茨城県は宇宙ビジネスの活動拠点「いばらきスペースサポートセンター」を6月、同県つくば市に新設する。専任コーディネーターを増員して常時配置し、宇宙航空研究開発機構(JAXA)や企業間と連携したビジネス展開を推進。企業の宇宙産業への挑戦意欲を高め、新規参入や取引機会の拡大を図る。

サポートセンターは、県などが出資する同市千現のつくば研究支援センター内に6月1日、開所する。

JAXAやものづくり企業に勤務経験のある専任コーディネーターを1人増員して2人体制とする。宇宙産業とのつながりや専門知識を生かし、技術開発のノウハウやニーズについて助言する。必要に応じて開発商品の販路開拓も支援。JAXAや宇宙ベンチャーとは、開発した商品の活用提案や試作品発注の橋渡し役を担う。

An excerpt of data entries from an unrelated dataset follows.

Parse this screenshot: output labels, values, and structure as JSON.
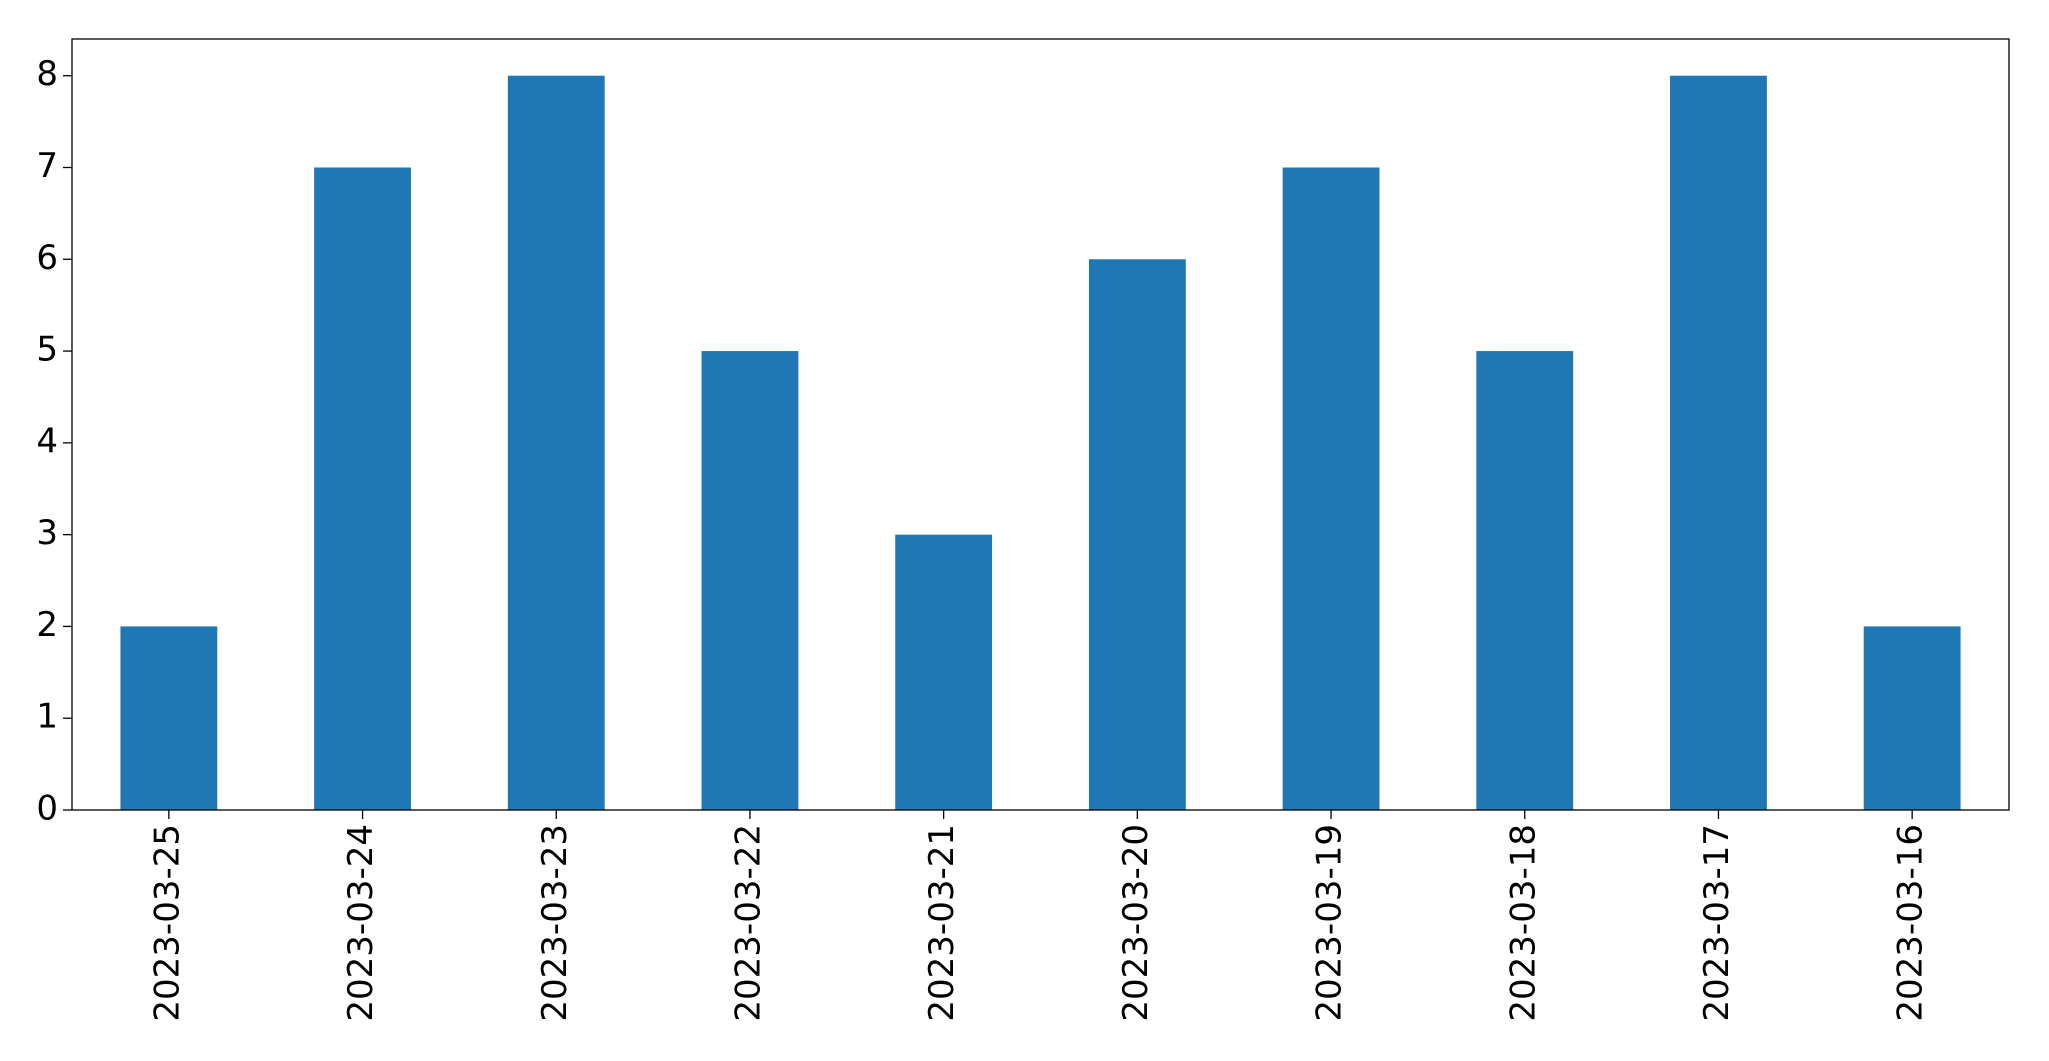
{
  "chart_data": {
    "type": "bar",
    "categories": [
      "2023-03-25",
      "2023-03-24",
      "2023-03-23",
      "2023-03-22",
      "2023-03-21",
      "2023-03-20",
      "2023-03-19",
      "2023-03-18",
      "2023-03-17",
      "2023-03-16"
    ],
    "values": [
      2,
      7,
      8,
      5,
      3,
      6,
      7,
      5,
      8,
      2
    ],
    "color": "#1f77b4",
    "ylim": [
      0,
      8.4
    ],
    "yticks": [
      0,
      1,
      2,
      3,
      4,
      5,
      6,
      7,
      8
    ],
    "grid": false
  }
}
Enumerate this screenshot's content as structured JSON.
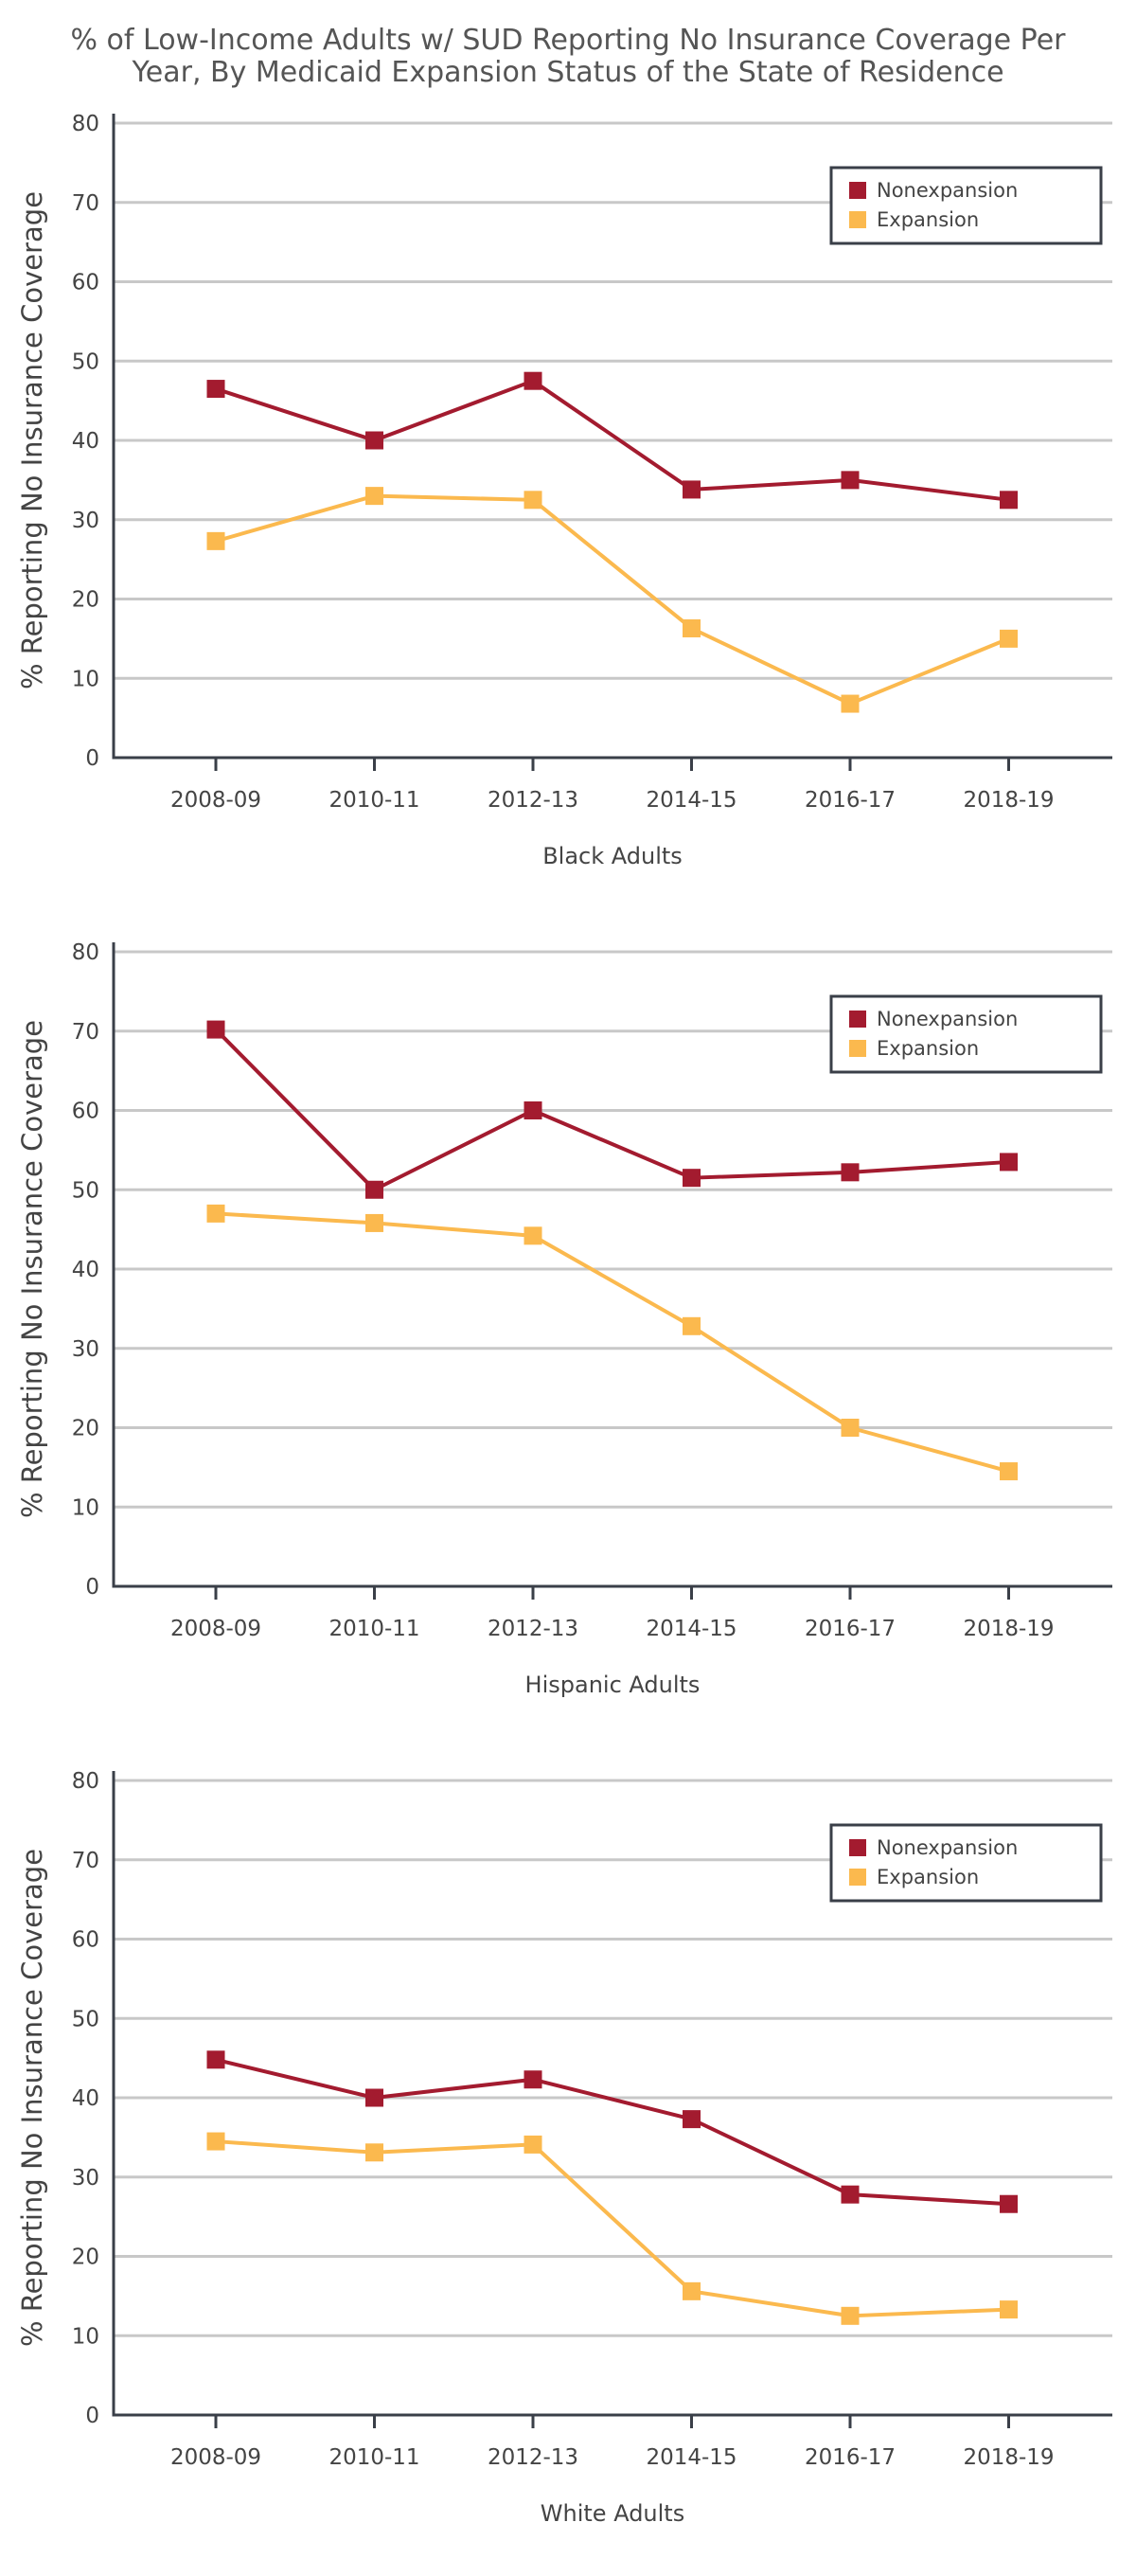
{
  "title_line1": "% of Low-Income Adults w/ SUD Reporting No Insurance Coverage Per",
  "title_line2": "Year, By Medicaid Expansion Status of the State of Residence",
  "colors": {
    "Nonexpansion": "#a31b2f",
    "Expansion": "#fbb94e",
    "grid": "#c8c8c8",
    "axis": "#3a3f48"
  },
  "chart_data": [
    {
      "type": "line",
      "categories": [
        "2008-09",
        "2010-11",
        "2012-13",
        "2014-15",
        "2016-17",
        "2018-19"
      ],
      "series": [
        {
          "name": "Nonexpansion",
          "values": [
            46.5,
            40,
            47.5,
            33.8,
            35,
            32.5
          ]
        },
        {
          "name": "Expansion",
          "values": [
            27.3,
            33,
            32.5,
            16.3,
            6.8,
            15
          ]
        }
      ],
      "xlabel": "Black Adults",
      "ylabel": "% Reporting No Insurance Coverage",
      "ylim": [
        0,
        80
      ],
      "yticks": [
        0,
        10,
        20,
        30,
        40,
        50,
        60,
        70,
        80
      ],
      "grid": true,
      "legend": "top-right"
    },
    {
      "type": "line",
      "categories": [
        "2008-09",
        "2010-11",
        "2012-13",
        "2014-15",
        "2016-17",
        "2018-19"
      ],
      "series": [
        {
          "name": "Nonexpansion",
          "values": [
            70.2,
            50,
            60,
            51.5,
            52.2,
            53.5
          ]
        },
        {
          "name": "Expansion",
          "values": [
            47,
            45.8,
            44.2,
            32.8,
            20,
            14.5
          ]
        }
      ],
      "xlabel": "Hispanic Adults",
      "ylabel": "% Reporting No Insurance Coverage",
      "ylim": [
        0,
        80
      ],
      "yticks": [
        0,
        10,
        20,
        30,
        40,
        50,
        60,
        70,
        80
      ],
      "grid": true,
      "legend": "top-right"
    },
    {
      "type": "line",
      "categories": [
        "2008-09",
        "2010-11",
        "2012-13",
        "2014-15",
        "2016-17",
        "2018-19"
      ],
      "series": [
        {
          "name": "Nonexpansion",
          "values": [
            44.8,
            40,
            42.3,
            37.3,
            27.8,
            26.6
          ]
        },
        {
          "name": "Expansion",
          "values": [
            34.5,
            33.1,
            34.1,
            15.6,
            12.5,
            13.3
          ]
        }
      ],
      "xlabel": "White Adults",
      "ylabel": "% Reporting No Insurance Coverage",
      "ylim": [
        0,
        80
      ],
      "yticks": [
        0,
        10,
        20,
        30,
        40,
        50,
        60,
        70,
        80
      ],
      "grid": true,
      "legend": "top-right"
    }
  ]
}
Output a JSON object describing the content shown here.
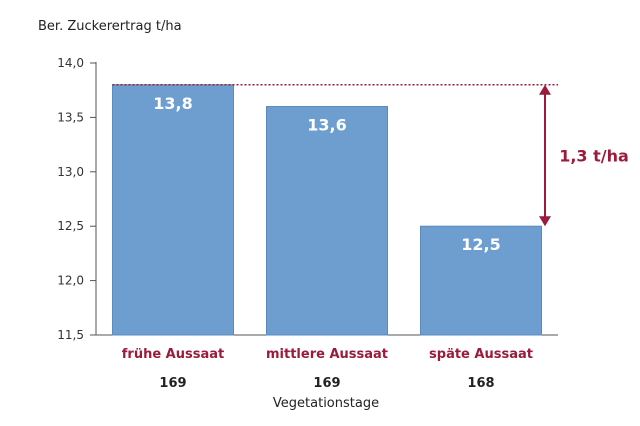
{
  "chart_data": {
    "type": "bar",
    "ylabel": "Ber. Zuckerertrag t/ha",
    "xlabel": "Vegetationstage",
    "ylim": [
      11.5,
      14.0
    ],
    "yticks": [
      "11,5",
      "12,0",
      "12,5",
      "13,0",
      "13,5",
      "14,0"
    ],
    "categories": [
      "frühe Aussaat",
      "mittlere Aussaat",
      "späte Aussaat"
    ],
    "values": [
      13.8,
      13.6,
      12.5
    ],
    "value_labels": [
      "13,8",
      "13,6",
      "12,5"
    ],
    "vegetation_days": [
      "169",
      "169",
      "168"
    ],
    "difference_label": "1,3 t/ha",
    "colors": {
      "bar": "#6d9ecf",
      "bar_edge": "#5b8bbd",
      "accent": "#9b1b3a",
      "axis": "#555555"
    },
    "grid": false
  }
}
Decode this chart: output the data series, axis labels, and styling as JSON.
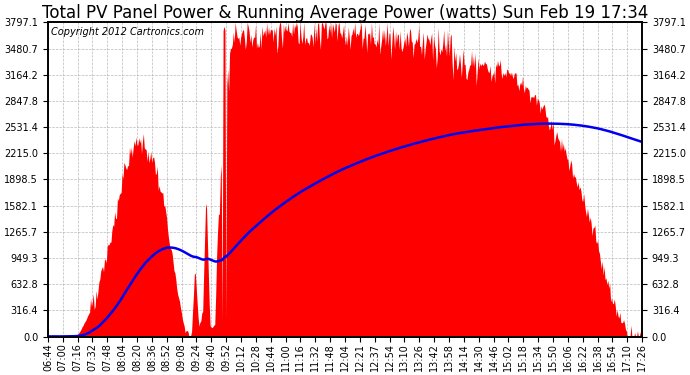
{
  "title": "Total PV Panel Power & Running Average Power (watts) Sun Feb 19 17:34",
  "copyright": "Copyright 2012 Cartronics.com",
  "bg_color": "#ffffff",
  "plot_bg_color": "#ffffff",
  "fill_color": "#ff0000",
  "line_color": "#0000ee",
  "grid_color": "#aaaaaa",
  "yticks": [
    0.0,
    316.4,
    632.8,
    949.3,
    1265.7,
    1582.1,
    1898.5,
    2215.0,
    2531.4,
    2847.8,
    3164.2,
    3480.7,
    3797.1
  ],
  "ymax": 3797.1,
  "xtick_labels": [
    "06:44",
    "07:00",
    "07:16",
    "07:32",
    "07:48",
    "08:04",
    "08:20",
    "08:36",
    "08:52",
    "09:08",
    "09:24",
    "09:40",
    "09:52",
    "10:12",
    "10:28",
    "10:44",
    "11:00",
    "11:16",
    "11:32",
    "11:48",
    "12:04",
    "12:21",
    "12:37",
    "12:54",
    "13:10",
    "13:26",
    "13:42",
    "13:58",
    "14:14",
    "14:30",
    "14:46",
    "15:02",
    "15:18",
    "15:34",
    "15:50",
    "16:06",
    "16:22",
    "16:38",
    "16:54",
    "17:10",
    "17:26"
  ],
  "title_fontsize": 12,
  "copyright_fontsize": 7,
  "tick_fontsize": 7,
  "line_width": 1.8
}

コーディネーターは昨年度、拠点は置かずに企業を巡って相談や調査を行っていた。センター設置と人員増により、参入企業が相談しやすい体制を整える。

県は2018年に「いばらき宇宙ビジネス創造拠点プロジェクト」を発表。政府が30年代早期に市場規模を約2.4兆円に増やす目標を掲げ、民間企業の参入を促したのを受け、「裾野の広い成長産業」(県科学技術振興課)と期待される宇宙ベンチャーの創出・誘致と県内企業の新規参入を目指してきた。

技術開発への資金援助や製品の展示会といった支援で、小型衛星開発のワープスペース(つくば市)などが全国有数の企業に成長。22年度は県内22社が参入、起業・茨城県進出企業が計20社に上り、うち8社が売り上げ実績を上げた。このほか、高高度気球を活用した有人飛行や、宇宙食としてアンコウのあん肝の加工など、宇宙ビジネスに挑戦する企業が広がりを見せる。

宇宙産業は実績がないと参入は難しい。そのため、県はコーディネーターを介し、試験設備のあるJAXAと結び付けることで参入拡大を期待する。県内へのオフィス新設や移転に必要な賃料の半額を補助するなど、県外企業の茨城県進出も促す。

県科学技術振興課の小貫智也課長は「敷居が高い印象がある宇宙産業で、県内企業の挑戦や、県外企業を呼び込む起爆剤にしたい」と話した。

県は1日、開所イベントとして、JAXAや宇宙ビジネスの国内トップ企業の3人を招いた講演や意見交換をつくば研究支援センターで開く。